|Title:||Tattoos & IP norms|
|Citation:||Perzanowski, A. (2013). Tattoos & IP norms.Case Western Reserve University School of Law 511. Available at SSRN 2145048.|
|Link(s):||Definitive , Open Access|
|Key Related Studies:|
|Linked by:||Darling (2014), Fagundes and Perzanowski (2019), Iljadica (2017), Perzanowski (2017)|
|About the Data|
|Data Description:||14 qualitative interviews with tattooers throughout the United States.|
|Data Type:||Primary data|
|Secondary Data Sources:|
|Data Collection Methods:|
|Data Analysis Methods:|
|Cross Country Study?:||No|
|Government or policy study?:||No|
|Time Period(s) of Collection:||
The U.S. tattoo industry generates billions of dollars in annual revenue. Like the music, film, and publishing industries, it derives value from the creation of new, original works of authorship. But unlike rights holders in those more traditional creative industries, tattoo artists rarely assert formal legal rights in disputes over copying or ownership of the works they create. Instead, tattooing is governed by a set of nuanced, overlapping, and occasionally contradictory social norms enforced through informal sanctions. And in contrast to other creative communities that rely on social norms because of the unavailability of formal intellectual property protection, the tattoo industry opts for self-governance despite the comfortable fit of its creative output within the protections of the Copyright Act. This Article relies on qualitative interview data drawn from more than a dozen face-to-face conversations with professionals in the tattoo industry. Based on those interviews, it offers a descriptive account of the social norms that have effectively displaced formal law within the tattoo community, provides a set of complementary cultural and economic explanations for the development of those norms, and outlines the broader implications of this research for intellectual property law and policy.
Main Results of the Study
- The tattoo, though formally embraced by the copyright system, fits rather awkwardly in any property regime.
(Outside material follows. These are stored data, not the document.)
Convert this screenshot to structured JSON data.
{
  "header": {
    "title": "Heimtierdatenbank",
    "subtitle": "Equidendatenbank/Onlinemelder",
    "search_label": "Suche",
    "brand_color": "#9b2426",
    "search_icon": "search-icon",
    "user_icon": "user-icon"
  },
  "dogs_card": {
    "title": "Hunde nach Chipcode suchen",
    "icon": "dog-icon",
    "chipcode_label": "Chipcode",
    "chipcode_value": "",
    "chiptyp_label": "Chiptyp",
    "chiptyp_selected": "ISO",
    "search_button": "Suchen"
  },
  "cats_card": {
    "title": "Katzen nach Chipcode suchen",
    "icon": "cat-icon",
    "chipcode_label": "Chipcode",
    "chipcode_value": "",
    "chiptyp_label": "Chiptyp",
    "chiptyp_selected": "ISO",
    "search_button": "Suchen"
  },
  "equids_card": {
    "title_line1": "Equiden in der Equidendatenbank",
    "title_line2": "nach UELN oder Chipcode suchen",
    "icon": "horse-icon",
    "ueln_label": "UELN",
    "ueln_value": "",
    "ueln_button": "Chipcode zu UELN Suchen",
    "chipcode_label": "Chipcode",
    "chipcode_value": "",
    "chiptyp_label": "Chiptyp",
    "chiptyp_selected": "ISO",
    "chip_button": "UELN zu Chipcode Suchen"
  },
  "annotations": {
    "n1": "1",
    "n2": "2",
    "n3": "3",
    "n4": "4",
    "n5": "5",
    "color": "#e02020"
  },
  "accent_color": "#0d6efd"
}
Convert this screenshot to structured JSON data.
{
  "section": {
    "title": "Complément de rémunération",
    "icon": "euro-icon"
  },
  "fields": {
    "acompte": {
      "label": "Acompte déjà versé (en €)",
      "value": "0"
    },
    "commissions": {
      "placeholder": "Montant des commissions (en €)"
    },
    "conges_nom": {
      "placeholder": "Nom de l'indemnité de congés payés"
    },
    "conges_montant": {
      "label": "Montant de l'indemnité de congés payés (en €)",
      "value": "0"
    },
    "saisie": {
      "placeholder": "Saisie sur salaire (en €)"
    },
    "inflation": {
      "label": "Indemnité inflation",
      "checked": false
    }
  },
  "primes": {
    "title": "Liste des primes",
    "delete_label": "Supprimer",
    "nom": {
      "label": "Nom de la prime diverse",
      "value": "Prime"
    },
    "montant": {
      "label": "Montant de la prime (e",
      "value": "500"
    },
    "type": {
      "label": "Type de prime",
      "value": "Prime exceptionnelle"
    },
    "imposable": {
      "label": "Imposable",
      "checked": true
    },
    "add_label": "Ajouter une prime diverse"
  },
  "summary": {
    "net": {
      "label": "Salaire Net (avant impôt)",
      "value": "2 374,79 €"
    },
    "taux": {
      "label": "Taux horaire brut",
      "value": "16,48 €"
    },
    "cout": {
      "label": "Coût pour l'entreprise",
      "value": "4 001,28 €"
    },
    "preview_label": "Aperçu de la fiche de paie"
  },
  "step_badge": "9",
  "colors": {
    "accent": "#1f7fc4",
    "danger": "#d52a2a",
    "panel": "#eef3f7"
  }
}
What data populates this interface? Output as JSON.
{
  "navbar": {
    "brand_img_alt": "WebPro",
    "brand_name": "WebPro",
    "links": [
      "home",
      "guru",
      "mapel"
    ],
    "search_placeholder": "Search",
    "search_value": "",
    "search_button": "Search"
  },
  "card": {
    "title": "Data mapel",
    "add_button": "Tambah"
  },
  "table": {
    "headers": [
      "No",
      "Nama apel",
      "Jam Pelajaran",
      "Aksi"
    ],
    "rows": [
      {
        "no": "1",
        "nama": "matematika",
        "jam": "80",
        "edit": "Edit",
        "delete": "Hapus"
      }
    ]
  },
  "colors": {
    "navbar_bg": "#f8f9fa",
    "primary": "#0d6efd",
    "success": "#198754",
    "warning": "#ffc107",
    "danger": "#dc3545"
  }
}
- Although they are unlikely to express themselves in terms of property theory, tattooers see their work as a sui generis amalgam of art, commerce, and human tradition. Perhaps then, it is not entirely surprising that they have opted to regulate this unique form of expression with rules crafted and enforced within their community.
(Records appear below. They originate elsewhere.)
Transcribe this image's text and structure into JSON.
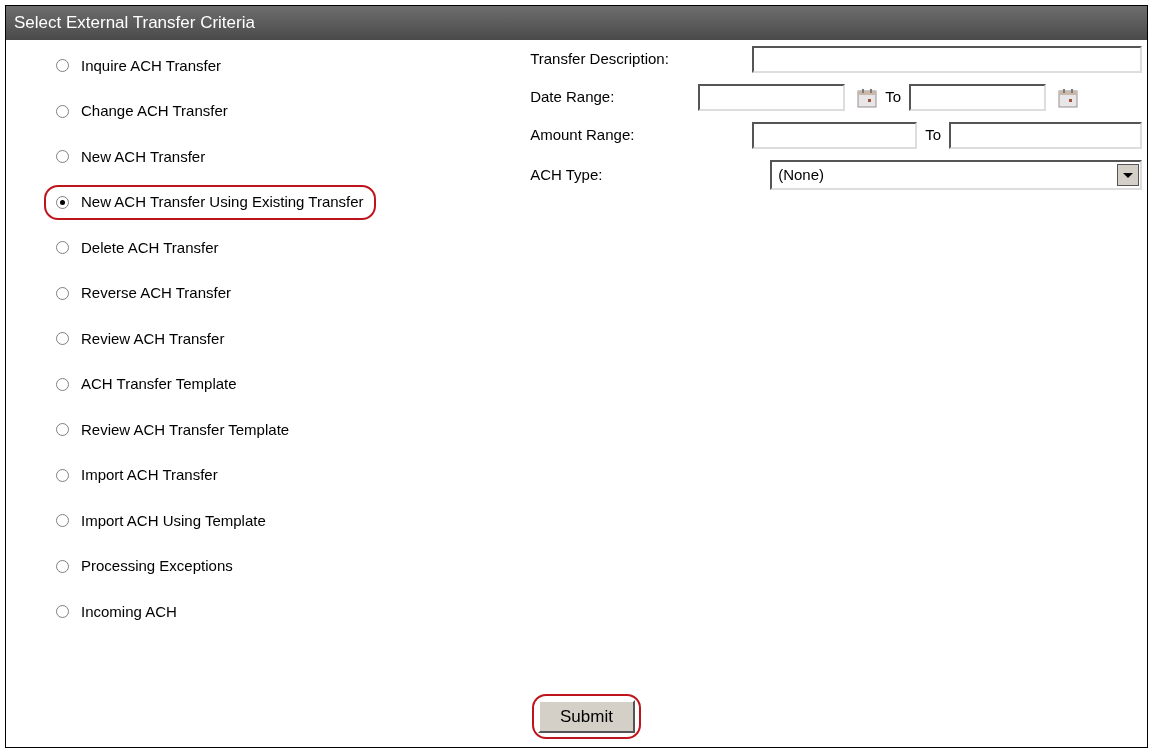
{
  "panel": {
    "title": "Select External Transfer Criteria"
  },
  "options": [
    {
      "label": "Inquire ACH Transfer",
      "selected": false,
      "highlighted": false
    },
    {
      "label": "Change ACH Transfer",
      "selected": false,
      "highlighted": false
    },
    {
      "label": "New ACH Transfer",
      "selected": false,
      "highlighted": false
    },
    {
      "label": "New ACH Transfer Using Existing Transfer",
      "selected": true,
      "highlighted": true
    },
    {
      "label": "Delete ACH Transfer",
      "selected": false,
      "highlighted": false
    },
    {
      "label": "Reverse ACH Transfer",
      "selected": false,
      "highlighted": false
    },
    {
      "label": "Review ACH Transfer",
      "selected": false,
      "highlighted": false
    },
    {
      "label": "ACH Transfer Template",
      "selected": false,
      "highlighted": false
    },
    {
      "label": "Review ACH Transfer Template",
      "selected": false,
      "highlighted": false
    },
    {
      "label": "Import ACH Transfer",
      "selected": false,
      "highlighted": false
    },
    {
      "label": "Import ACH Using Template",
      "selected": false,
      "highlighted": false
    },
    {
      "label": "Processing Exceptions",
      "selected": false,
      "highlighted": false
    },
    {
      "label": "Incoming ACH",
      "selected": false,
      "highlighted": false
    }
  ],
  "criteria": {
    "description_label": "Transfer Description:",
    "date_label": "Date Range:",
    "date_to": "To",
    "amount_label": "Amount Range:",
    "amount_to": "To",
    "type_label": "ACH Type:",
    "type_value": "(None)"
  },
  "submit": {
    "label": "Submit",
    "highlighted": true
  }
}
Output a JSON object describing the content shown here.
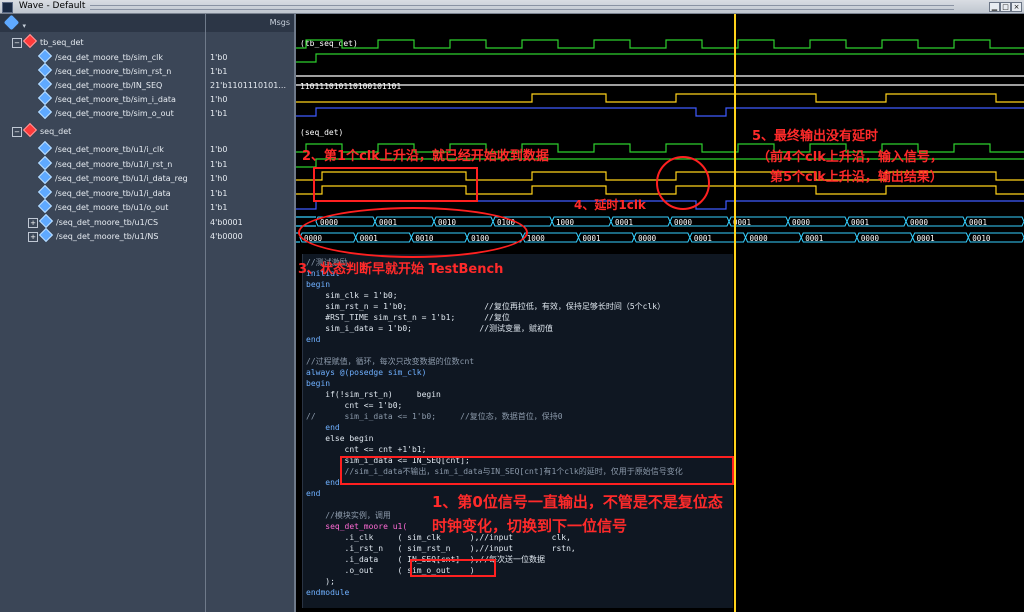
{
  "window": {
    "title": "Wave - Default"
  },
  "header": {
    "msgs_label": "Msgs"
  },
  "groups": [
    {
      "name": "tb_seq_det",
      "label": "(tb_seq_det)"
    },
    {
      "name": "seq_det",
      "label": "(seq_det)"
    }
  ],
  "signals": [
    {
      "name": "/seq_det_moore_tb/sim_clk",
      "value": "1'b0"
    },
    {
      "name": "/seq_det_moore_tb/sim_rst_n",
      "value": "1'b1"
    },
    {
      "name": "/seq_det_moore_tb/IN_SEQ",
      "value": "21'b1101110101..."
    },
    {
      "name": "/seq_det_moore_tb/sim_i_data",
      "value": "1'h0"
    },
    {
      "name": "/seq_det_moore_tb/sim_o_out",
      "value": "1'b1"
    },
    {
      "name": "/seq_det_moore_tb/u1/i_clk",
      "value": "1'b0"
    },
    {
      "name": "/seq_det_moore_tb/u1/i_rst_n",
      "value": "1'b1"
    },
    {
      "name": "/seq_det_moore_tb/u1/i_data_reg",
      "value": "1'h0"
    },
    {
      "name": "/seq_det_moore_tb/u1/i_data",
      "value": "1'b1"
    },
    {
      "name": "/seq_det_moore_tb/u1/o_out",
      "value": "1'b1"
    },
    {
      "name": "/seq_det_moore_tb/u1/CS",
      "value": "4'b0001"
    },
    {
      "name": "/seq_det_moore_tb/u1/NS",
      "value": "4'b0000"
    }
  ],
  "waves": {
    "in_seq_value": "110111010110100101101",
    "cs_values": [
      "0000",
      "0001",
      "0010",
      "0100",
      "1000",
      "0001",
      "0000",
      "0001",
      "0000",
      "0001",
      "0000",
      "0001"
    ],
    "ns_values": [
      "0000",
      "0001",
      "0010",
      "0100",
      "1000",
      "0001",
      "0000",
      "0001",
      "0000",
      "0001",
      "0000",
      "0001",
      "0010"
    ]
  },
  "code": {
    "lines": [
      "//测试激励",
      "initial",
      "begin",
      "    sim_clk = 1'b0;",
      "    sim_rst_n = 1'b0;                //复位再拉低，有效，保持足够长时间（5个clk）",
      "    #RST_TIME sim_rst_n = 1'b1;      //复位",
      "    sim_i_data = 1'b0;              //测试变量，赋初值",
      "end",
      "",
      "//过程赋值，循环，每次只改变数据的位数cnt",
      "always @(posedge sim_clk)",
      "begin",
      "    if(!sim_rst_n)     begin",
      "        cnt <= 1'b0;",
      "//      sim_i_data <= 1'b0;     //复位态，数据首位，保持0",
      "    end",
      "    else begin",
      "        cnt <= cnt +1'b1;",
      "        sim_i_data <= IN_SEQ[cnt];",
      "        //sim_i_data不输出，sim_i_data与IN_SEQ[cnt]有1个clk的延时，仅用于原始信号变化",
      "    end",
      "end",
      "",
      "    //模块实例，调用",
      "    seq_det_moore u1(",
      "        .i_clk     ( sim_clk      ),//input        clk,",
      "        .i_rst_n   ( sim_rst_n    ),//input        rstn,",
      "        .i_data    ( IN_SEQ[cnt]  ),//每次送一位数据",
      "        .o_out     ( sim_o_out    )",
      "    );",
      "endmodule"
    ]
  },
  "annotations": {
    "a1_line1": "1、第0位信号一直输出，不管是不是复位态",
    "a1_line2": "时钟变化，切换到下一位信号",
    "a2": "2、第1个clk上升沿，就已经开始收到数据",
    "a3": "3、状态判断早就开始 TestBench",
    "a4": "4、延时1clk",
    "a5_line1": "5、最终输出没有延时",
    "a5_line2": "（前4个clk上升沿，输入信号，",
    "a5_line3": "第5个clk上升沿，输出结果）"
  },
  "colors": {
    "clk": "#2ecf2e",
    "logic": "#ffd21a",
    "bus": "#36d0ff",
    "seq": "#ffffff",
    "out": "#3f5bff",
    "annotation": "#ff2020"
  }
}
- The norms tattooers have developed serve a number of overlapping purposes. They protect both the relationship between tattooer and client and the underlying assertion of personal sovereignty the tattoo represents by guaranteeing client autonomy.
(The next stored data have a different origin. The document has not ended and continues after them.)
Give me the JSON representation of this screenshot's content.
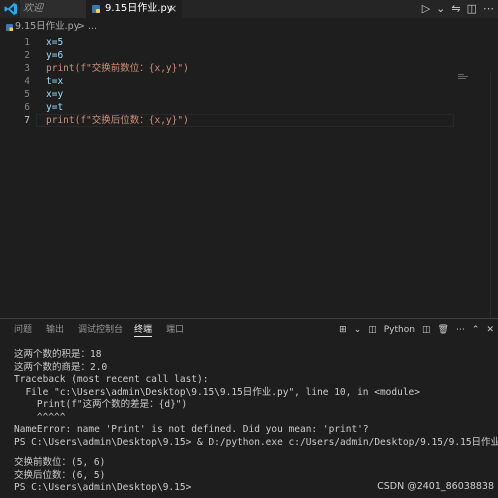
{
  "tabs": {
    "welcome_label": "欢迎",
    "active_label": "9.15日作业.py",
    "close_glyph": "×"
  },
  "breadcrumb": {
    "file": "9.15日作业.py",
    "more": "> ..."
  },
  "editor": {
    "line_numbers": [
      "1",
      "2",
      "3",
      "4",
      "5",
      "6",
      "7"
    ],
    "lines": [
      "x=5",
      "y=6",
      "print(f\"交换前数位：{x,y}\")",
      "t=x",
      "x=y",
      "y=t",
      "print(f\"交换后位数：{x,y}\")"
    ]
  },
  "panel": {
    "tabs": [
      "问题",
      "输出",
      "调试控制台",
      "终端",
      "端口"
    ],
    "active_tab": "终端",
    "shell_label": "Python",
    "terminal_lines": [
      "这两个数的积是：18",
      "这两个数的商是：2.0",
      "Traceback (most recent call last):",
      "  File \"c:\\Users\\admin\\Desktop\\9.15\\9.15日作业.py\", line 10, in <module>",
      "    Print(f\"这两个数的差是：{d}\")",
      "    ^^^^^",
      "NameError: name 'Print' is not defined. Did you mean: 'print'?",
      "PS C:\\Users\\admin\\Desktop\\9.15> & D:/python.exe c:/Users/admin/Desktop/9.15/9.15日作业.py",
      "",
      "交换前数位：(5, 6)",
      "交换后位数：(6, 5)",
      "PS C:\\Users\\admin\\Desktop\\9.15>"
    ]
  },
  "watermark": "CSDN @2401_86038838",
  "colors": {
    "background": "#1e1e1e",
    "tab_bar": "#252526",
    "accent_blue": "#007acc",
    "terminal_exe_yellow": "#e5e510"
  }
}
- The value of these norms is not confined to tattooers and their clients. They offer the rest of us something as well. They demonstrate that the assumptions upon which we base intellectual property law are empirically untested and myopically focused on a tiny sliver of overall creative production defined by legacy business models.
Policy Implications as Stated By Author
The tattoo industry’s focus on the provision of personal services, rather than the multiplication and sale of copies, might serve as a useful model for other creative industries struggling with the ubiquity of copying.